Na última instituição educacional que trabalhei como psicóloga, eu considero que entrei no sintoma – por inexperiência, pouca reflexão, ingenuidade ou mesmo por não ter interlocutores (outros/as psicólogos/as escolares). Me vi reclamando dos (im)possíveis do espaço e então decidi sair.  Fui passar a fazer outra coisa no campo da psicologia educacional – investigar: “como uma instituição escolar, além de acolher, oferecer segurança, ser um lugar de vida, pode também ensinar a todos?” “Como os conflitos podem ser mediados nesse espaço naturalmente de conflitos – a escola –, uma vez que ele abriga hoje, depois de muita luta, a toda diversidade?“

Hoje o acesso à escola (não ainda à aprendizagem) é de fato para todos.
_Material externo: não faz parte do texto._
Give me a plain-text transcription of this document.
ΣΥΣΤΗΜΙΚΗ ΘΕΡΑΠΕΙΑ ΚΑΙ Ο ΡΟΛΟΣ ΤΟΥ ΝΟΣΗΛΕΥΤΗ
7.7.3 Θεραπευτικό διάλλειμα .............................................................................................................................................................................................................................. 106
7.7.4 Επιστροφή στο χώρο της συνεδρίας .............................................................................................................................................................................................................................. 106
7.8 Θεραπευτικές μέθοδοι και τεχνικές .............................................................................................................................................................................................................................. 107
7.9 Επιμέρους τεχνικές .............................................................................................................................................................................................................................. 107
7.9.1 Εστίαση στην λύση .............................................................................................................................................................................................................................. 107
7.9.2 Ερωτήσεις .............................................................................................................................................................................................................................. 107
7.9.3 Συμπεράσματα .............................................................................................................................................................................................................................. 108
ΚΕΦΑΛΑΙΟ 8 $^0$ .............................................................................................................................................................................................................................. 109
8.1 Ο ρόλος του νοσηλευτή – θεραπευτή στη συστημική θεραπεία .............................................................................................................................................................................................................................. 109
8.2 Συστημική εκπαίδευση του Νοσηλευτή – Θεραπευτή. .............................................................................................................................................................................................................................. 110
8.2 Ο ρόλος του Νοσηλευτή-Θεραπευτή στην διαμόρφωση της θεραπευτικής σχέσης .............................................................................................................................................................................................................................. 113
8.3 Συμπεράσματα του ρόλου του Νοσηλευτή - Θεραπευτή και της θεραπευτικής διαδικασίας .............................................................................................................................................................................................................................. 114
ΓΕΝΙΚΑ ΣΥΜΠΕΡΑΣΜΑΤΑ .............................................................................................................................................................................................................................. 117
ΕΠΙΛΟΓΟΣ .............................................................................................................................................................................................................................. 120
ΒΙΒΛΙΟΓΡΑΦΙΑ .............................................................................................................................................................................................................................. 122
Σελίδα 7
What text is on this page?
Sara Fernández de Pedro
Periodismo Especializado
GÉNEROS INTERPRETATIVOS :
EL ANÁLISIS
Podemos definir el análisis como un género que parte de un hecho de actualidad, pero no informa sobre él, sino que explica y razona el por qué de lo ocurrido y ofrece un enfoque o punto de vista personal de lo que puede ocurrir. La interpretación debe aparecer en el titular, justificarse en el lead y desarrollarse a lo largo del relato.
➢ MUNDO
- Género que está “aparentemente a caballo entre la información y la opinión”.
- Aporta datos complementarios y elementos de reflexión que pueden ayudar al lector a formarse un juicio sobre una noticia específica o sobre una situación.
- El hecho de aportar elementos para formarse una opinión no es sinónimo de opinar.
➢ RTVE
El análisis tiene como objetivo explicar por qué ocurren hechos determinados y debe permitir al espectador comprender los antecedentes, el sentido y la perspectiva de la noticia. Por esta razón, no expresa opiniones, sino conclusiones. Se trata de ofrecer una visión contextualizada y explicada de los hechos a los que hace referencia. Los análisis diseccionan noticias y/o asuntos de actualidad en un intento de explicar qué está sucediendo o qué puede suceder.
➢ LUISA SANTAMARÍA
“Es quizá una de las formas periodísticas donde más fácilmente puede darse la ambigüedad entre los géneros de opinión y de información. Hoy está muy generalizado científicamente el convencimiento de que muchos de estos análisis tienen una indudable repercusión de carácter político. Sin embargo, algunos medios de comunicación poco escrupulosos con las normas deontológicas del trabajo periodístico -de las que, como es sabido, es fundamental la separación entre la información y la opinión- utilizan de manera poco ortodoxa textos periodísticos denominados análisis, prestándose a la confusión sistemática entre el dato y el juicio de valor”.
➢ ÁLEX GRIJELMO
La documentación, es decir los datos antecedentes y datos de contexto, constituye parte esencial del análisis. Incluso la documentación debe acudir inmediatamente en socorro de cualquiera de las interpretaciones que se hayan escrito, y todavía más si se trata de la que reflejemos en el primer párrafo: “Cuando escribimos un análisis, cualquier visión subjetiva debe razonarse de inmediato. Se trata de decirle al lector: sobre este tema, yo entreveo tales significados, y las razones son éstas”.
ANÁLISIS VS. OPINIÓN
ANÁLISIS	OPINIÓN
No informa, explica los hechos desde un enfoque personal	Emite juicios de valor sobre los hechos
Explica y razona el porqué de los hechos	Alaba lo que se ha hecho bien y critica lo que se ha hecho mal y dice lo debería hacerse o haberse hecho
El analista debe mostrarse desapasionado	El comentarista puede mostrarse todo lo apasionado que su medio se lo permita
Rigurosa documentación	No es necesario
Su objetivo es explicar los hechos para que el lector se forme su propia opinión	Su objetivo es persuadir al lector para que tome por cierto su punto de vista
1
E tudo que é para todos, obviamente, traz inúmeros desafios.

Eu estive no colégio Marconi, em 2006, para realizar uma pesquisa 15 anos depois que saí de lá como estudante. E vi uma escola muito diferente da que eu estudei. Vi uma escola muito melhor! Ali havia crianças e adolescentes negros e negras, crianças e adolescentes moradores de várias periferias e de regiões mais centrais, crianças e adolescentes com deficiência, com condições de sofrimento mental, em cumprindo medida socioeducativa, filhos e filhas de famílias migrantes e/ou refugiadas.

E todas e todas com garantia de alimentação balanceada, na escola; acessando material didático qualificado, gratuitamente, selecionado pelos professores e professoras da rede; com o quadro de aulas completo; usufruindo do Programa Escola Integrada por meio da oferta atividades culturais educativas no contraturno, incluindo atividades externas e passeios; participando de projetos de literatura realizados por profissionais da biblioteca especializados; alguns contando com atividades de reforço da aprendizagem; outros/as contando com monitores/as em sala, intérprete de Libras e atendimento educacional especializado. Mas os professores e professoras ali diziam: “esta escola já foi boa; hoje ela piorou muito!”

Piorou como? Por que piorou? Até a formação de professores/as melhorou. Diferentemente de três décadas atrás, hoje, praticamente todas e todos que atuam no 2º e 3º ciclo do ensino fundamental (pelo menos na rede de BH) são licenciados/as em suas áreas de atuação, as professoras do 1º ciclo são formadas em pedagogia ou curso similar e as da Educação Infantil também apresentam formação equivalente. E boa parte desse corpo docente conta ainda com formação em nível de pós-graduação lato sensu e até, em alguns casos, stricto sensu.

Mesmo com este quadro, ainda acumularmos muitos desafios para a garantia de acesso à aprendizagem, os quais tem raízes na nossa história colonial, de séculos de escravidão, no racismo estrutural e na desigualdade socioeconômica. Estes fatores contam muito! É preciso lutar por justiça social ao mesmo tempo em que é preciso fomentar a escolarização de qualidade para crianças e adolescentes apesar das injustiças.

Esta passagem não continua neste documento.